More immediately, this ruling may be a major impediment to the efforts of data-mining companies to use publicly reported Medicare and Medicaid data to support FCA cases against health care providers, such as occurred in the Pneumonia DRG upcoding case filed by Health Outcomes Technology in the 1990s. That case, which was based on publicly available data, resulted in a government investigation of over 100 hospitals and a recoupment of millions of dollars in alleged overpayments. I would anticipate that health care providers will be very pleased with this ruling, as it severely curtails the ability of whistleblowers to pursue cases against them when the government has declined to intervene (as is true in a majority of cases).

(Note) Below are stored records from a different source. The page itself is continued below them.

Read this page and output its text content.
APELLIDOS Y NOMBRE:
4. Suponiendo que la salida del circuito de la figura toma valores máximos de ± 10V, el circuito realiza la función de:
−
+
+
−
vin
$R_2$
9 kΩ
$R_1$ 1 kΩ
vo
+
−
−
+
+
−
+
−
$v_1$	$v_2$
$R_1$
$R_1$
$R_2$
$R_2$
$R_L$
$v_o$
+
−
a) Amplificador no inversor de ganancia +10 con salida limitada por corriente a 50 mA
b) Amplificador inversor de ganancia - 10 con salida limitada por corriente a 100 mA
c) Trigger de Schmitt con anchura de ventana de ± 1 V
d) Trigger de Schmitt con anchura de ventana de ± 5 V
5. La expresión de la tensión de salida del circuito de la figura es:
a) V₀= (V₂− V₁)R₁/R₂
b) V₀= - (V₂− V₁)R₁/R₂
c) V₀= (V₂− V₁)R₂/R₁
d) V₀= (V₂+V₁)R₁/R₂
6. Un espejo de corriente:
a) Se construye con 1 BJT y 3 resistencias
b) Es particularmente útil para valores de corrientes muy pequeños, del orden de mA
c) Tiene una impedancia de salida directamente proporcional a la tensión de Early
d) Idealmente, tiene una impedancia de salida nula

As the dissent notes, this decision leaves whistleblowers caught between the rock of Federal Rule of Civil Procedure 9(b), which requires knowledge of detail for fraud to be plead with particularity, and the hard place of this decision, which limits their ability to substantiate their allegations and fill in detail through information received in response to a FOIA request before commencing suit. Perhaps Congress will accept the dissent’s invitation to amend the FCA in response to this decision, but right now it appears that Congress has bigger fish to fry.
That’s all for now. I will now have to turn my full attention to preparing for my summer class. Happy summer, everybody.